Hooters of America Inc., the restaurant chain that requires waitresses to wear skimpy clothing, was recently sued for sexual harassment by a former waitress. Annette Phillips is seeking class action status on behalf of more than 1.000 female non-management Hooters workers she says suffer from harassment. Phillips’ suit claims a relative of a Hooters manager slapped her on the buttocks and physically threatened her. She says that when she complained to a manager who saw the episode, he told her to ignore it. She also claimed that some male managers had exposed themselves to female workers. She is not, however, challenging the Hooters policy that requires waitresses to wear shorts and tight T-shirts.

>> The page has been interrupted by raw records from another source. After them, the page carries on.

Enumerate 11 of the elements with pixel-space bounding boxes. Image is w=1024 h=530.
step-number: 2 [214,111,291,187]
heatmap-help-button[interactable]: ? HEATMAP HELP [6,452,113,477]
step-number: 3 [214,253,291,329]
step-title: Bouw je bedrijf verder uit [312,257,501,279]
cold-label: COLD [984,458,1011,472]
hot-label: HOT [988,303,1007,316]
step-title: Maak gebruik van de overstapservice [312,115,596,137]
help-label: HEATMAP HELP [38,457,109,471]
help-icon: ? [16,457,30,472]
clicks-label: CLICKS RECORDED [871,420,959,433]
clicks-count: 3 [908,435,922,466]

National Origin Discrimination
The Plaza Hotel paid $525,000.00 to settle a lawsuit accusing the hotel of subjecting Muslim, Arab, and South Asian workers to a hostile work environment following the attacks of September 11, 2001. The lawsuit, filed by attorney Mark B. Stumer against the Plaza Hotel and Fairmont Hotel and Resorts, Inc., alleged that employees at the hotel were called offensive and derogatory names related to the 9/11 terrorist attacks based on their Muslim religion and/or their Arab and South Asian national origins. The workers were called “terrorist,” “Osama,” “Taliban,” and “Dumb Muslim.” In settling the lawsuit, the company also agreed to implement improved procedures to train managers and employees at 14 hotels nationwide.
National Origin Discrimination
Seven former workers at Daniel, the upscale Manhattan restaurant, filed a lawsuit in Federal District Court saying they were denied promotions to higher-paying and more visible positions. The lawsuit, which also named Daniel´s owner, Daniel Boulud, claims that the restaurant discriminated against the workers, immigrants from Latin America and Bangladesh, because of their ethnicity, race and national origin. The lawsuit was recently settled for an undisclosed amount.